Using a Validate Address Spark Job

Attention: Before creating and running the first Validate Address job, ensure the Acushare service is running. For steps, see Running Acushare Service.
  1. Create an instance of UAMAddressingFactory, using its static method getInstance().
  2. Provide the input and output details for the Validate Address job by creating an instance of UAMAddressingDetail specifying the ProcessType. The instance must use the type SparkProcessType. For this, the steps are:
    1. To configure the input settings for the job, create an instance of UniversalAddressValidateInputConfiguration.
      Set the values of the various required fields of this instance, using the enums Enum PreferredCity, Enum CasingType, Enum CityNameFormat, Enum OutputCountryFormat, Enum StandardAddressFormat, Enum StandardAddressPMBLine, Enum StreetMatchingStrictness, Enum FirmMatchingStrictness, Enum DirectionalMatchingStrictness, Enum DualAddressLogic, and Enum DPVSuccessStatusCondition where applicable.
      Important: To run Validate Address in the CASS Certified™ mode, set the fields outputReport3553, outputCASSDetail, and outputReportSummary of this instance to true. The CASS reports contain valid content only when the job is run in the CASS Certified™ mode. Else, blank report PDFs are generated.
    2. Set the details of the Reference Data path by creating an instance of ReferenceDataPath. See Enum ReferenceDataPathLocation.
    3. To configure the various job run settings, create an instance of UAMUSAddressingEngineConfiguration by passing the ReferenceDataPath instance created above, and the COBOL Runtime path and modules directory path as String values, as arguments to its constructor.
      Once the UAMUSAddressingEngineConfiguration instance is created, set the values for its various required fields.
    4. To configure JVM settings, create an instance of UniversalAddressGeneralConfiguration.
    5. Create an instance of UAMAddressingDetail, by passing an instance of type JobConfig, and the instances of UAMUSAddressingEngineConfiguration, UniversalAddressGeneralConfiguration, and UniversalAddressValidateInputConfiguration created above as the arguments to its constructor.
      The JobConfig parameter must be an instance of type SparkJobConfig.
      1. Set the details of the input file using the inputPath field of the UAMAddressingDetail instance.
        Note:
        • For a text input file, create an instance of FilePath with the relevant details of the input file by invoking the appropriate constructor.
        • For an ORC input file, create an instance of OrcFilePath with the path of the ORC input file as the argument.
        • For a parquet input file, create an instance of ParquetFilePath with the path of the parquet input file as the argument.
      2. Set the details of the output file using the outputPath field of the UAMAddressingDetail instance.
        Note:
        • For a text output file, create an instance of FilePath with the relevant details of the output file by invoking the appropriate constructor.
        • For an ORC output file, create an instance of OrcFilePath with the path of the ORC output file as the argument.
        • For a parquet output file, create an instance of ParquetFilePath with the path of the parquet output file as the argument.
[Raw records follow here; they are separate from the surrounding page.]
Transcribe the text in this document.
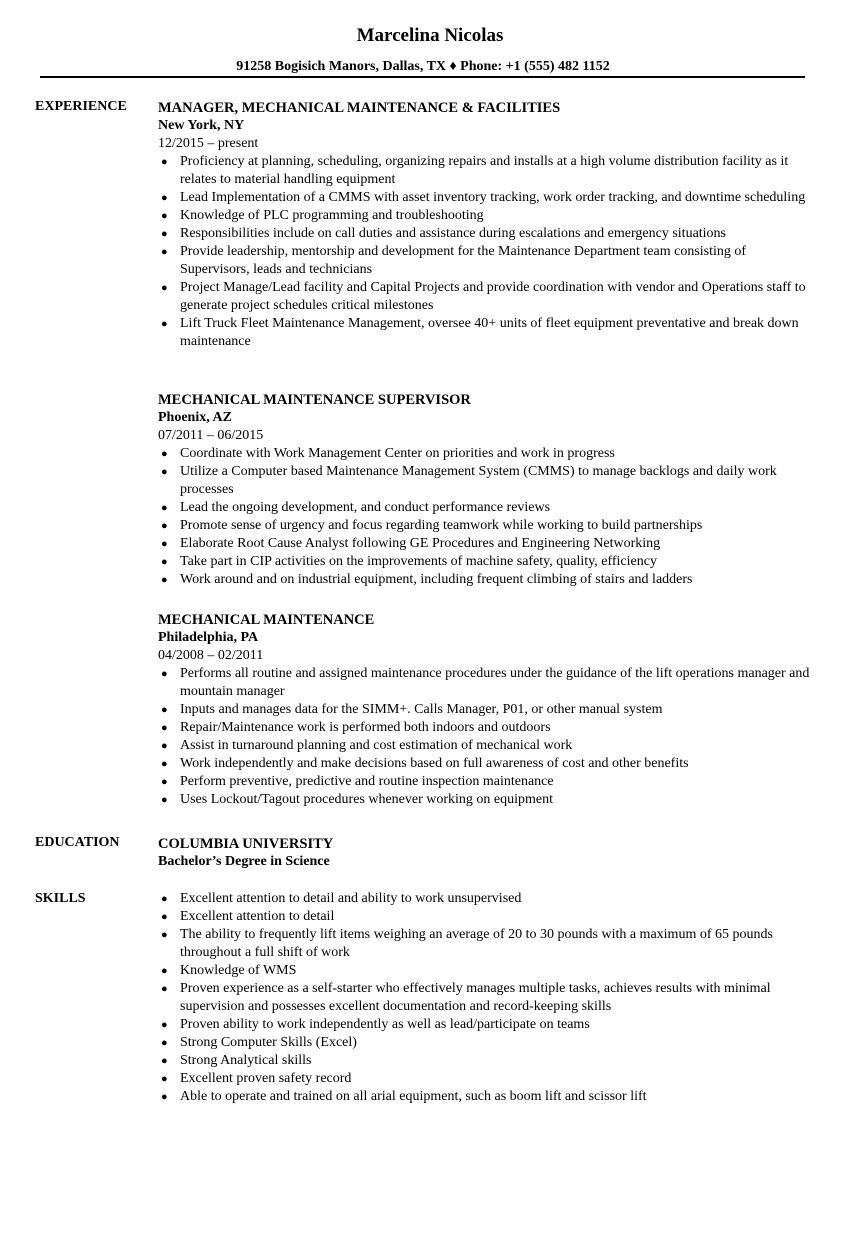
Marcelina Nicolas
91258 Bogisich Manors, Dallas, TX ♦ Phone: +1 (555) 482 1152
EXPERIENCE MANAGER, MECHANICAL MAINTENANCE & FACILITIES
New York, NY
12/2015 – present
● Proficiency at planning, scheduling, organizing repairs and installs at a high volume distribution facility as it relates to material handling equipment
● Lead Implementation of a CMMS with asset inventory tracking, work order tracking, and downtime scheduling
● Knowledge of PLC programming and troubleshooting
● Responsibilities include on call duties and assistance during escalations and emergency situations
● Provide leadership, mentorship and development for the Maintenance Department team consisting of Supervisors, leads and technicians
● Project Manage/Lead facility and Capital Projects and provide coordination with vendor and Operations staff to generate project schedules critical milestones
● Lift Truck Fleet Maintenance Management, oversee 40+ units of fleet equipment preventative and break down maintenance
MECHANICAL MAINTENANCE SUPERVISOR
Phoenix, AZ
07/2011 – 06/2015
● Coordinate with Work Management Center on priorities and work in progress
● Utilize a Computer based Maintenance Management System (CMMS) to manage backlogs and daily work processes
● Lead the ongoing development, and conduct performance reviews
● Promote sense of urgency and focus regarding teamwork while working to build partnerships
● Elaborate Root Cause Analyst following GE Procedures and Engineering Networking
● Take part in CIP activities on the improvements of machine safety, quality, efficiency
● Work around and on industrial equipment, including frequent climbing of stairs and ladders
MECHANICAL MAINTENANCE
Philadelphia, PA
04/2008 – 02/2011
● Performs all routine and assigned maintenance procedures under the guidance of the lift operations manager and mountain manager
● Inputs and manages data for the SIMM+. Calls Manager, P01, or other manual system
● Repair/Maintenance work is performed both indoors and outdoors
● Assist in turnaround planning and cost estimation of mechanical work
● Work independently and make decisions based on full awareness of cost and other benefits
● Perform preventive, predictive and routine inspection maintenance
● Uses Lockout/Tagout procedures whenever working on equipment
EDUCATION	COLUMBIA UNIVERSITY
Bachelor’s Degree in Science
SKILLS	● Excellent attention to detail and ability to work unsupervised
● Excellent attention to detail
● The ability to frequently lift items weighing an average of 20 to 30 pounds with a maximum of 65 pounds throughout a full shift of work
● Knowledge of WMS
● Proven experience as a self-starter who effectively manages multiple tasks, achieves results with minimal supervision and possesses excellent documentation and record-keeping skills
● Proven ability to work independently as well as lead/participate on teams
● Strong Computer Skills (Excel)
● Strong Analytical skills
● Excellent proven safety record
● Able to operate and trained on all arial equipment, such as boom lift and scissor lift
      3. Set the name of the job using the jobName field of the UAMAddressingDetail instance.
      4. Set the compressOutput flag of the UAMAddressingDetail instance to true to compress the output of the job.
  3. To create and run the Spark job, use the previously created instance of UAMAddressingFactory to invoke its method runSparkJob(). In this, pass the above instance of UAMAddressingDetail as an argument.
    The runSparkJob() method runs the job and returns a Map of the reporting counters of the job.
  4. To display the reporting counters post a successful job run, use the previously created instance of UAMAddressingFactory to invoke its method getCounters(), passing the created job as an argument.
    A Map of counters is received.
  5. To generate the CASS reports after a successful job run, use the previously created instance of UAMAddressingFactory to invoke the method generateCASSReport(). You can invoke any of the overloaded versions of the method generateCASSReport().
    Depending on which generateCASSReport() method signature is used, pass as arguments the Map of reporting counters derived in the previous step, the jobName, the path where the generated CASS report must be stored, and the required reportType to be created.
    The path must be on the cluster or client location depending on whether the SDK job is running in a cluster environment or on your client machine, respectively.
    Note: If the path is not specified, the new CASS report is placed in the current working directory.

    The reportType parameter must have values from the Enum UAMCASSReportType. You can specify one or more report types in this parameter.